Таково подполье города.
Вот эти дремлющие в недрах города силы хаоса сообщают жизни Петербурга, столь суетной и пошлой, исключительную напряженность. И этот город, «полный пошлости таинственной», оказывается городом фантастики, превращается в призрак, в видение.
Эта фантастика не заключается в дуалистическом рассечении жизни на явь и сон, прозу и поэзию, быль и сказку. Нет, ее особенность в неразличимости противоположных начал, в их нераздельной слитности, но только не в их механическом смешении. Чем петербургская жизнь привычнее, пошлее, тем полнее незримо присутствующей тайной.
В романе «Подросток» отмечено особое восприятие города, когда он перестает быть самим собой и оборачивается неведомым ликом. Пейзаж Петербурга превращается в какой-то лунный ландшафт.
«И странно, мне все казалось, что все кругом, даже воздух, которым я дышу, был как будто с другой планеты, точно я вдруг очутился на луне.
Все это: город, прохожие, тротуар, по которому я бежал, все это было не мое. «Вот это Дворцовая площадь, вот это – Исаакий, мерещилось мне… – все это стало вдруг не мое».
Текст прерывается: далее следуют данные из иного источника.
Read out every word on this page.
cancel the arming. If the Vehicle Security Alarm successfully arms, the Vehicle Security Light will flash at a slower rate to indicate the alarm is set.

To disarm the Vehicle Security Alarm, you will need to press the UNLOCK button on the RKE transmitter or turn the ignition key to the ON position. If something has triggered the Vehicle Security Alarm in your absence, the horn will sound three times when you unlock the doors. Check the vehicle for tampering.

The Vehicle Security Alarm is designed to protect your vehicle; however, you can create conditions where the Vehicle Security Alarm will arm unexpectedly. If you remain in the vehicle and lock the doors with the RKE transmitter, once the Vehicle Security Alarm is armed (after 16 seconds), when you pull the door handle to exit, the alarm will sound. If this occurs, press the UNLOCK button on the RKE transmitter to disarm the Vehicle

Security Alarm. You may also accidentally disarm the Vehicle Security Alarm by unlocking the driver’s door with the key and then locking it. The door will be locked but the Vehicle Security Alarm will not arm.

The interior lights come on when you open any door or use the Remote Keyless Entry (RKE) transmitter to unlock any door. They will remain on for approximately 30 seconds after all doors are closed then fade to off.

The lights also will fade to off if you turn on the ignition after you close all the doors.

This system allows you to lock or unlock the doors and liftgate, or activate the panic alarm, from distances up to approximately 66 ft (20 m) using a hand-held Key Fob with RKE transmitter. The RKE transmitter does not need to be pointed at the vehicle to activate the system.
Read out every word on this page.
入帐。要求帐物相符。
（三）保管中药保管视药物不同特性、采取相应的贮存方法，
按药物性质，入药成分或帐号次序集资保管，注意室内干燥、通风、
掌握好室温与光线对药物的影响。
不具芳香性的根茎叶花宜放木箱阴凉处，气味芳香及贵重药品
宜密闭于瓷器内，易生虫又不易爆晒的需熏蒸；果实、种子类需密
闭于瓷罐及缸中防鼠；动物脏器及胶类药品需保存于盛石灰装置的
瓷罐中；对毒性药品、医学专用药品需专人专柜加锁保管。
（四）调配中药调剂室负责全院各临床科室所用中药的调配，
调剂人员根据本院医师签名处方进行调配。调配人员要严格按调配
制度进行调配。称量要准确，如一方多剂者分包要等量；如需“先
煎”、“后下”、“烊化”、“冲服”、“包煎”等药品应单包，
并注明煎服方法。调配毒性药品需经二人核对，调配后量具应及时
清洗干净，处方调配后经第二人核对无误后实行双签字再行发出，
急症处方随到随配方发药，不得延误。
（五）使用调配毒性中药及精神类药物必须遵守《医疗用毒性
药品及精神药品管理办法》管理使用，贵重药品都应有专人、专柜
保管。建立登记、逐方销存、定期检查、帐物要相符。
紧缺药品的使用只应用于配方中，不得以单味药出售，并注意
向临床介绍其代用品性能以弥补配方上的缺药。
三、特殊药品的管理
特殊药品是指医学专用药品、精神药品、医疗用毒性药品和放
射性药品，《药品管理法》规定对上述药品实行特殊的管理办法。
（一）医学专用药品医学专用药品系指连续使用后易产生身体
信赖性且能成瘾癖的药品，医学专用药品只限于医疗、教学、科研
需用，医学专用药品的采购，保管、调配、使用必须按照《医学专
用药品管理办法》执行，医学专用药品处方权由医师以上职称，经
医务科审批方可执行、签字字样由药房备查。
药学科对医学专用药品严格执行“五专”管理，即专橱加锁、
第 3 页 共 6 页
Петербург – какой-то оборотень.
В одном из ранних произведений Достоевским затронут мотив раздвоения жизни, как бывает раздвоение личности, и в этой «другой» жизни Петербург является в преображенном виде. Его солнце вдруг станет каким-то потусторонним, и в его лучах город приобретает сказочный облик.
«Есть в Петербурге довольно странные уголки. В эти места как будто не заглядывает то же солнце, которое светит для всех петербургских людей, а выглядывает какое-то другое, новое, как будто нарочно заказанное для этих углов, и светит на все иным, особенным светом. В этих углах… выживается как будто совсем другая жизнь, непохожая на ту, которая возле нас кипит, а такая, которая может быть в тридесятом неведомом царстве, а не у нас, в наше серьезное-пресерьезное время. Вот эта-то жизнь и есть смесь чего-то чисто фантастического, горячо идеального и вместе с тем… тускло-прозаичного и обыкновенного, чтоб не сказать: до невероятности пошлого».
Здесь еще дается противоставление, позднее мы увидим – это-то невероятно пошлое и окажется самым фантастическим.
Свойственные эпохе середины XIX в. бытовые картины на темы «физиологии города», столь выразительные у Некрасова, часто встречаются и на страницах Достоевского. (Вспомним немецкую булочную на Вознесенском проспекте или набережную Фонтанки). Однако последний умеет сообщить им печать фантастики.
Эта тяга к физиологии так сильна в Достоевском потому, что через нее проникают его взоры в таинственные недра души города. Этим открывает Достоевский новую страницу в истории восприятия Петербурга.